Hi Roisemaire. I am sorry you had to have gallbladder surgery. Was your surgery laparoscopic? I am about 8 weeks post surgery. I had some pain at 4 weeks. Some achy-type pains, some shooting pains. I called the doctor and was told that was expected. After the surgery, your nerves have to “wake up” as they are reattaching and rerouting themselves. It is certainly uncomfortable to say the least. I didn’t experience nausea. I was very careful with what I chose to eat. I didn’t eat anything high fat (cheese, ice cream, cream cheese, etc). I ate a lot of rice, potatoes, baked chicken or turkey. I ate a lot of eggs and introduced vegetables like spinach and other leafy greens at four weeks. I had four small incisions that took a while to heal. I had to be careful what kind of clothes I wore so that they wouldn’t tear at the sutures. Getting up from laying down was tough, but finally got better around 4 weeks. I’m a pretty good patient, but not a patient patient. You know what I mean? Remember, you’ve had surgery, whether it was laparoscopic or otherwise. Your body goes into “shock” for lack of a better term. If you are having a lot of pain and a lot of nausea best advice I have for you is to call your doctor or surgeon’s office. They can give you something for the nausea.

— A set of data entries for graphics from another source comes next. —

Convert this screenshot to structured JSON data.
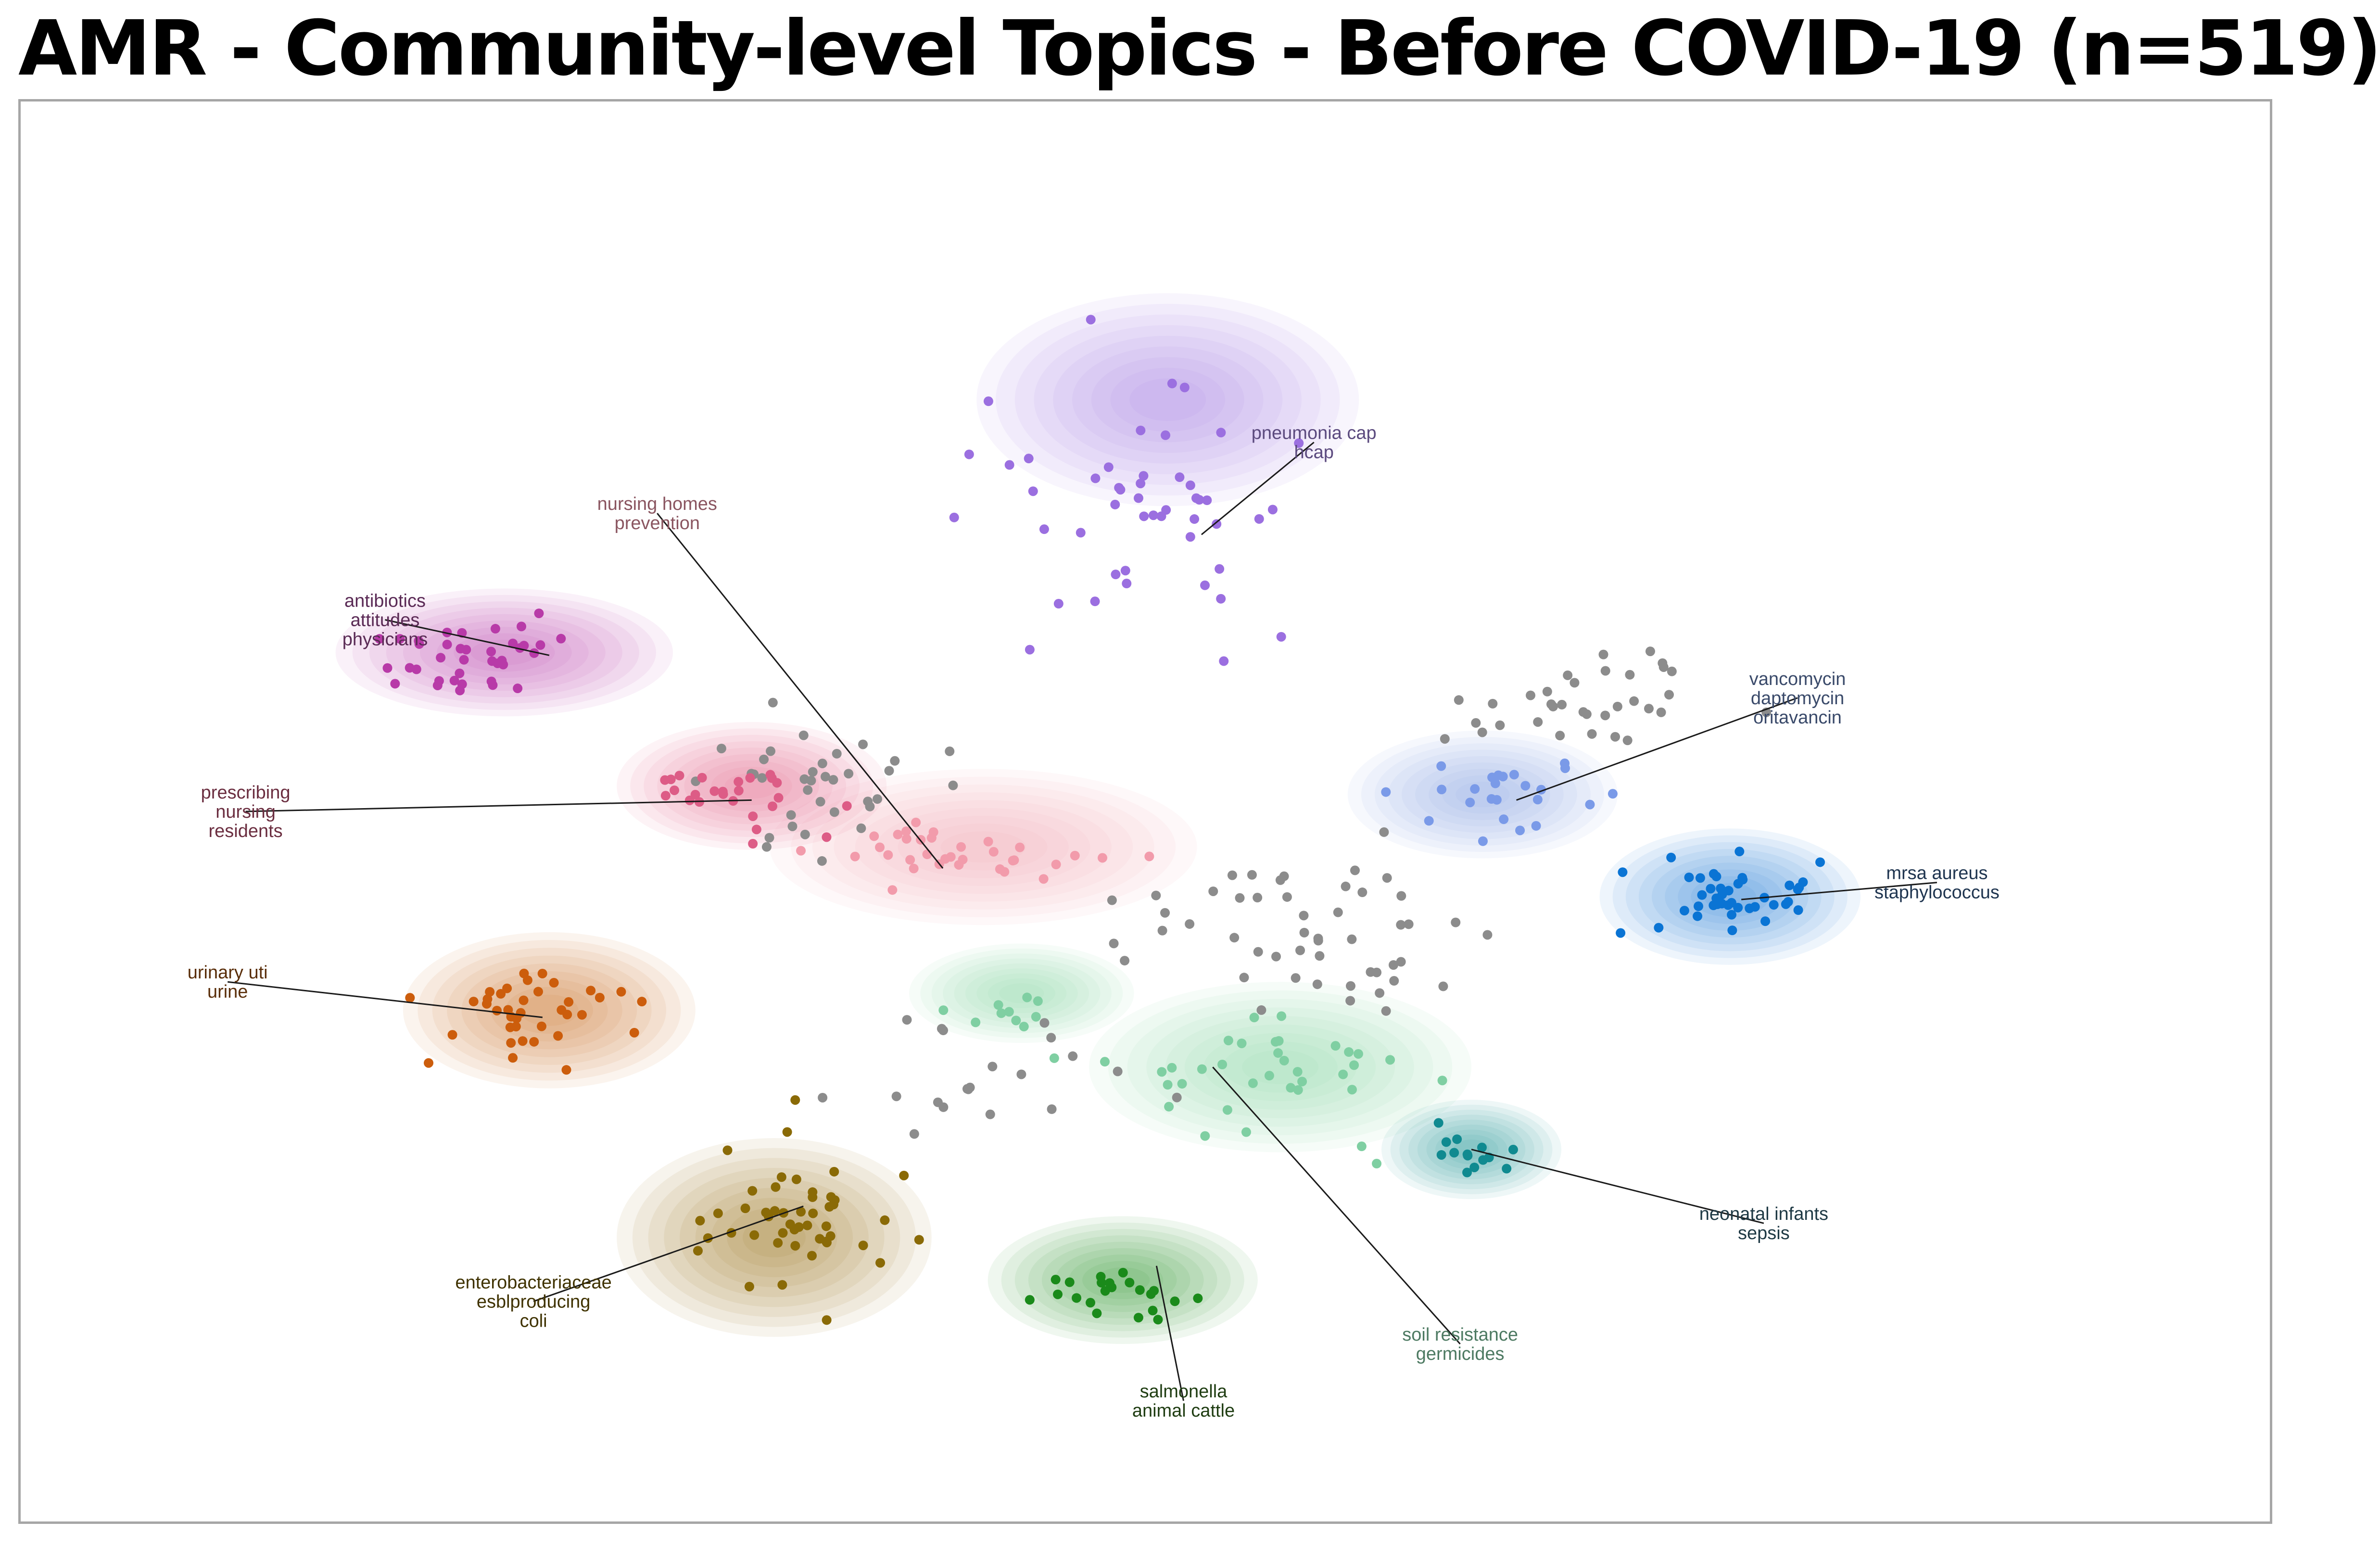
{
  "chart_data": {
    "type": "scatter",
    "title": "AMR - Community-level Topics  - Before COVID-19 (n=519)",
    "xlabel": "",
    "ylabel": "",
    "xlim": [
      0,
      1000
    ],
    "ylim": [
      0,
      1000
    ],
    "grid": false,
    "axes_visible": false,
    "outlier_color": "#8c8c8c",
    "clusters": [
      {
        "key": "pneumonia",
        "label": [
          "pneumonia cap",
          "hcap"
        ],
        "color": "#9b6fe0",
        "label_color": "#5b4a7e",
        "center": [
          505,
          710
        ],
        "spread": [
          55,
          80
        ],
        "density_center": [
          510,
          790
        ],
        "density_size": [
          85,
          75
        ],
        "label_pos": [
          575,
          760
        ],
        "anchor": [
          525,
          695
        ],
        "n": 48
      },
      {
        "key": "antibiotics",
        "label": [
          "antibiotics",
          "attitudes",
          "physicians"
        ],
        "color": "#b83aa8",
        "label_color": "#5a2a55",
        "center": [
          205,
          610
        ],
        "spread": [
          45,
          25
        ],
        "density_center": [
          215,
          612
        ],
        "density_size": [
          75,
          45
        ],
        "label_pos": [
          162,
          635
        ],
        "anchor": [
          235,
          610
        ],
        "n": 38
      },
      {
        "key": "nursing_homes",
        "label": [
          "nursing homes",
          "prevention"
        ],
        "color": "#f29bab",
        "label_color": "#8a5560",
        "center": [
          420,
          470
        ],
        "spread": [
          55,
          25
        ],
        "density_center": [
          428,
          475
        ],
        "density_size": [
          95,
          55
        ],
        "label_pos": [
          283,
          710
        ],
        "anchor": [
          410,
          460
        ],
        "n": 34
      },
      {
        "key": "prescribing",
        "label": [
          "prescribing",
          "nursing",
          "residents"
        ],
        "color": "#dd5c86",
        "label_color": "#6b2e40",
        "center": [
          325,
          510
        ],
        "spread": [
          38,
          22
        ],
        "density_center": [
          325,
          518
        ],
        "density_size": [
          60,
          45
        ],
        "label_pos": [
          100,
          500
        ],
        "anchor": [
          325,
          508
        ],
        "n": 26
      },
      {
        "key": "vancomycin",
        "label": [
          "vancomycin",
          "daptomycin",
          "oritavancin"
        ],
        "color": "#7a9ae8",
        "label_color": "#3a4a6a",
        "center": [
          655,
          510
        ],
        "spread": [
          35,
          25
        ],
        "density_center": [
          650,
          512
        ],
        "density_size": [
          60,
          45
        ],
        "label_pos": [
          790,
          580
        ],
        "anchor": [
          665,
          508
        ],
        "n": 24
      },
      {
        "key": "mrsa",
        "label": [
          "mrsa aureus",
          "staphylococcus"
        ],
        "color": "#0a74d4",
        "label_color": "#1f3550",
        "center": [
          760,
          440
        ],
        "spread": [
          38,
          28
        ],
        "density_center": [
          760,
          440
        ],
        "density_size": [
          58,
          48
        ],
        "label_pos": [
          852,
          450
        ],
        "anchor": [
          765,
          438
        ],
        "n": 42
      },
      {
        "key": "urinary",
        "label": [
          "urinary uti",
          "urine"
        ],
        "color": "#cc5d0c",
        "label_color": "#5a2e0a",
        "center": [
          230,
          360
        ],
        "spread": [
          40,
          30
        ],
        "density_center": [
          235,
          360
        ],
        "density_size": [
          65,
          55
        ],
        "label_pos": [
          92,
          380
        ],
        "anchor": [
          232,
          355
        ],
        "n": 38
      },
      {
        "key": "enterobacteriaceae",
        "label": [
          "enterobacteriaceae",
          "esblproducing",
          "coli"
        ],
        "color": "#8a6a06",
        "label_color": "#3f3200",
        "center": [
          345,
          210
        ],
        "spread": [
          42,
          45
        ],
        "density_center": [
          335,
          200
        ],
        "density_size": [
          70,
          70
        ],
        "label_pos": [
          228,
          155
        ],
        "anchor": [
          348,
          222
        ],
        "n": 48
      },
      {
        "key": "soil",
        "label": [
          "soil resistance",
          "germicides"
        ],
        "color": "#7fcfa2",
        "label_color": "#4d7a62",
        "center": [
          555,
          310
        ],
        "spread": [
          55,
          40
        ],
        "density_center": [
          560,
          320
        ],
        "density_size": [
          85,
          60
        ],
        "label_pos": [
          640,
          125
        ],
        "anchor": [
          530,
          320
        ],
        "n": 36
      },
      {
        "key": "neonatal",
        "label": [
          "neonatal infants",
          "sepsis"
        ],
        "color": "#108a90",
        "label_color": "#1f3a45",
        "center": [
          645,
          260
        ],
        "spread": [
          18,
          15
        ],
        "density_center": [
          645,
          262
        ],
        "density_size": [
          40,
          35
        ],
        "label_pos": [
          775,
          210
        ],
        "anchor": [
          645,
          262
        ],
        "n": 14
      },
      {
        "key": "salmonella",
        "label": [
          "salmonella",
          "animal cattle"
        ],
        "color": "#1a8a1a",
        "label_color": "#1f3d12",
        "center": [
          490,
          160
        ],
        "spread": [
          35,
          22
        ],
        "density_center": [
          490,
          170
        ],
        "density_size": [
          60,
          45
        ],
        "label_pos": [
          517,
          85
        ],
        "anchor": [
          505,
          180
        ],
        "n": 22
      },
      {
        "key": "blank",
        "label": [],
        "color": "#7fcfa2",
        "label_color": "#4d7a62",
        "center": [
          440,
          360
        ],
        "spread": [
          25,
          15
        ],
        "density_center": [
          445,
          372
        ],
        "density_size": [
          50,
          35
        ],
        "label_pos": [
          0,
          0
        ],
        "anchor": [
          0,
          0
        ],
        "n": 10
      }
    ],
    "outliers_n": 139,
    "outlier_regions": [
      {
        "center": [
          360,
          520
        ],
        "spread": [
          45,
          40
        ],
        "n": 35
      },
      {
        "center": [
          560,
          420
        ],
        "spread": [
          70,
          45
        ],
        "n": 35
      },
      {
        "center": [
          680,
          570
        ],
        "spread": [
          45,
          25
        ],
        "n": 22
      },
      {
        "center": [
          720,
          600
        ],
        "spread": [
          30,
          30
        ],
        "n": 12
      },
      {
        "center": [
          420,
          310
        ],
        "spread": [
          60,
          35
        ],
        "n": 20
      },
      {
        "center": [
          600,
          380
        ],
        "spread": [
          30,
          30
        ],
        "n": 15
      }
    ]
  }
}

I didn’t use any narcotics during the surgery or for pain killers afterward. I don’t metabolize narcotics very well. If you are taking pain killer (opioids) that may be contributing to your nausea. At 8 weeks post surgery I am feeling really great. I’m eating what I want (except for fried foods, fried chicken specifically, darn it!!). I am eating smaller portions. I find that eating to the point where I feel “full” makes me feel sick instead of sated.
I hope what I’ve written has helped you. I am here if you have any more questions. Thank you, Coleen, for connecting us.